For overall performance across all recommendations, considering physicians have different descriptions of specific diagnosis, string matching may overlook some associations, so we enriched disease matching with semantic similarity. There exist some ontologies that describe diseases, such as Disease Ontology (DO)32 and Orphanet Rare Disease Ontology (ORDO)33. However, for the detected rare diseases from clinical notes, only 56% and 52% are covered by DO and ORDO, respectively. Therefore, we used SNOMED-CT, a more comprehensive ontology that comprises 60% of our extracted rare diseases and maintains a more complicated hierarchical semantic relationship for discovering disease associations. Nevertheless, due to the limited coverage, semantic disease checking didn’t significantly improve the performance. To address this, some associations among rare diseases can be mined from literature for evaluation.

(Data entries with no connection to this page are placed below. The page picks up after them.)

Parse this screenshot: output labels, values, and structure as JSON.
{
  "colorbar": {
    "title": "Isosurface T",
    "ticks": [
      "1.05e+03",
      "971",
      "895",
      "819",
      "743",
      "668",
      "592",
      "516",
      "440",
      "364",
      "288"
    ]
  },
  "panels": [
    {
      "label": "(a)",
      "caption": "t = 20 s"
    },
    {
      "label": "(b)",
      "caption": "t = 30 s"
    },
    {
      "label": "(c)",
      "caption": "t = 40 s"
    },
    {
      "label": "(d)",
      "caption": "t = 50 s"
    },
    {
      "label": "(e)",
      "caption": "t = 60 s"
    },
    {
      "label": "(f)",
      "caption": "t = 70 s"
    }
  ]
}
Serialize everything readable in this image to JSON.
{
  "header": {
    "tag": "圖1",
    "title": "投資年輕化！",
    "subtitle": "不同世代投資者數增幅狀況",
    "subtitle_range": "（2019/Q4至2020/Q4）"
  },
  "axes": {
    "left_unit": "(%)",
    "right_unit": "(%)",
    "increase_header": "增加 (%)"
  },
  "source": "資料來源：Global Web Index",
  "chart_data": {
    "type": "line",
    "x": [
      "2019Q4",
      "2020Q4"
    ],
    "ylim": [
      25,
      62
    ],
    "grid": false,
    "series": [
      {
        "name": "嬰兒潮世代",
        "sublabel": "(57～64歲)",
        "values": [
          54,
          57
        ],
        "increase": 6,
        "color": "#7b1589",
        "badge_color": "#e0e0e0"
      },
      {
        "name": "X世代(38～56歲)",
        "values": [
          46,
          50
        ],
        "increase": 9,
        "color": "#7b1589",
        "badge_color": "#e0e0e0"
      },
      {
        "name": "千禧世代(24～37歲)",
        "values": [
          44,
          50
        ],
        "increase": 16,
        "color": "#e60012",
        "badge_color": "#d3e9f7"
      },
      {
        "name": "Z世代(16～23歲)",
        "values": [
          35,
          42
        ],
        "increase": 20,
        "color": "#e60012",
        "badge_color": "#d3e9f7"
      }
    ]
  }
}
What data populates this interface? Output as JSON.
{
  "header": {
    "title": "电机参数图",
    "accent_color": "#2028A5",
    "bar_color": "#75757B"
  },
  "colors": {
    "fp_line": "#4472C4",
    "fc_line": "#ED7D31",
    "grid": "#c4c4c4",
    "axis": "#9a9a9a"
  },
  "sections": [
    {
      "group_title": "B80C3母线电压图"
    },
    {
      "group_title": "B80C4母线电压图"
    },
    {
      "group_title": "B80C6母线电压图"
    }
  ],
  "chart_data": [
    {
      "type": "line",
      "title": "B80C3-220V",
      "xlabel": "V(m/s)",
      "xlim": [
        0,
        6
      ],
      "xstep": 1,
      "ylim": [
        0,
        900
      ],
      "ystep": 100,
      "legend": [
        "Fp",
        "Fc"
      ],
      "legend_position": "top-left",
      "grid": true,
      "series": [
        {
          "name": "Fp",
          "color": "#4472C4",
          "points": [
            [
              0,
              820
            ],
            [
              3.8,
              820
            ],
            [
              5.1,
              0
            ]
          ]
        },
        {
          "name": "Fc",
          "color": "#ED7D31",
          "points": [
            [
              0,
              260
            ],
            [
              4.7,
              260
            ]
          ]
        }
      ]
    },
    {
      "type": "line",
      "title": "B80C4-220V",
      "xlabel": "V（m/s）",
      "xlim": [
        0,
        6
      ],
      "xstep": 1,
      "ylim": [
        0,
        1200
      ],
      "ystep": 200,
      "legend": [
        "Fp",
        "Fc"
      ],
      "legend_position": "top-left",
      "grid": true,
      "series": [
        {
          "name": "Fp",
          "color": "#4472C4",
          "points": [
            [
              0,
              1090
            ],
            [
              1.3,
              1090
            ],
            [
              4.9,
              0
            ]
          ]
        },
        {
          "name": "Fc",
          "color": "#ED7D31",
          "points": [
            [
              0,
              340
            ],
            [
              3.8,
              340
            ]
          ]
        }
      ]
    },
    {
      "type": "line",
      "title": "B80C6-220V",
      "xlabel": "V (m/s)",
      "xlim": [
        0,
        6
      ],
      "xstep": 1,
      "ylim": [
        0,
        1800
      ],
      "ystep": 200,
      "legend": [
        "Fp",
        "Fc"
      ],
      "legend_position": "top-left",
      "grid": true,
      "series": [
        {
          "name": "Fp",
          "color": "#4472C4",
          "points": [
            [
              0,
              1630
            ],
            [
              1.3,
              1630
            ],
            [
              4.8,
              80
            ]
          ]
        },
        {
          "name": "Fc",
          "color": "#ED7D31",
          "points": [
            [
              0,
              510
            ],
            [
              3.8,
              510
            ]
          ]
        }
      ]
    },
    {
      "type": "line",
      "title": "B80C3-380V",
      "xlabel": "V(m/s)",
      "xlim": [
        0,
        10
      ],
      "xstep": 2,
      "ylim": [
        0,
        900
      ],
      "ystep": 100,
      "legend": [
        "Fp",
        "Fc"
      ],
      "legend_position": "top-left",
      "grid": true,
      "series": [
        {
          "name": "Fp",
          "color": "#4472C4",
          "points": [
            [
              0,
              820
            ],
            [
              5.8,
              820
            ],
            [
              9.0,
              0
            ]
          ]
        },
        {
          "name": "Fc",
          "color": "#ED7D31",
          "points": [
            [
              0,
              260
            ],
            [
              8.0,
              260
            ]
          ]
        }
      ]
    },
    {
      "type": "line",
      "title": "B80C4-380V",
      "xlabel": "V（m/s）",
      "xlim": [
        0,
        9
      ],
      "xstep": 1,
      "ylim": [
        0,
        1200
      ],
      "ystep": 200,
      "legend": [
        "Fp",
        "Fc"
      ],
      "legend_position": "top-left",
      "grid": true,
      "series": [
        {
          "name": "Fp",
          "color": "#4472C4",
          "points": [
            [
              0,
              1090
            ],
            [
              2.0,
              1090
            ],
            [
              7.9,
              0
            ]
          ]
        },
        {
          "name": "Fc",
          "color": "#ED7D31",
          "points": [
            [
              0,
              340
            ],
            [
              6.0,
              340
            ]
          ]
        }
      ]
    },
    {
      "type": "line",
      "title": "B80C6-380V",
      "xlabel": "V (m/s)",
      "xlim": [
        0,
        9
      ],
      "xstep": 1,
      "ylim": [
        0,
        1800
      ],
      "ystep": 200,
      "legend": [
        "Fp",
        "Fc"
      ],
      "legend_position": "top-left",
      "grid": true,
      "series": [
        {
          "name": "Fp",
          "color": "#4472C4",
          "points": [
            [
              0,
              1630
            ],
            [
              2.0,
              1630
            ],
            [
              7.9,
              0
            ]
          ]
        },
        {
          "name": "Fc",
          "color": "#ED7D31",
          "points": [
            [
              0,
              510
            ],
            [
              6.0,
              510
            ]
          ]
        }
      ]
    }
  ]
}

For rare disease prediction with string matching, some phenotypes cannot uniquely characterize a certain type of rare disease in our clinical notes. For example, hypopituitarism has 51 affected patients and prediction F measure is 0. Top frequent phenotypes for hypopituitarism are hypothyroidism, neoplasm, hypertension, apnea and hyperlipidemia, which are very common symptoms shared with other rare diseases and are not useful to make correct diagnose. Therefore, common comorbidities may create noises for decision making. In this preliminary study, we only focused on patients with rare diseases and filtered out phenotypes that didn’t happen within 12 months of their rare disease diagnosis encounter time. To better characterize rare diseases and comorbidities, in the future, we will pass all patients’ data to our system and target on giving recommendations for misdiagnosed and undiagnosed cases. In addition, it would be interesting to investigate cross-institutional rare diseases to acquire diagnosis experiences and intelligence from different hospitals and healthcare systems to build a more generic rare disease diagnosis system.

Conclusion and Future Work

In this study, we have investigated patient based collaborative filtering with NLP and semantic techniques on large patient cohort to assist rare disease diagnosis. We demonstrated its potential in facilitating rare disease prediction.

In the future, we plan to incorporate HPO phenotypic information content14, topic modeling34, word embedding35 and deep learning temporal sequence analysis36 to give more degrees of similarity measurement for improving prediction performance. In addition to phenotype based analysis, we plan to involve rare disease genotype from PheWAS7 and literature to assist rare disease diagnose as well.

Acknowledgements

The authors gratefully acknowledge the support from the National Institute of Health (NIH) grants R01GM102282, R01LM011934, R01EB19403, and OT3TR002019.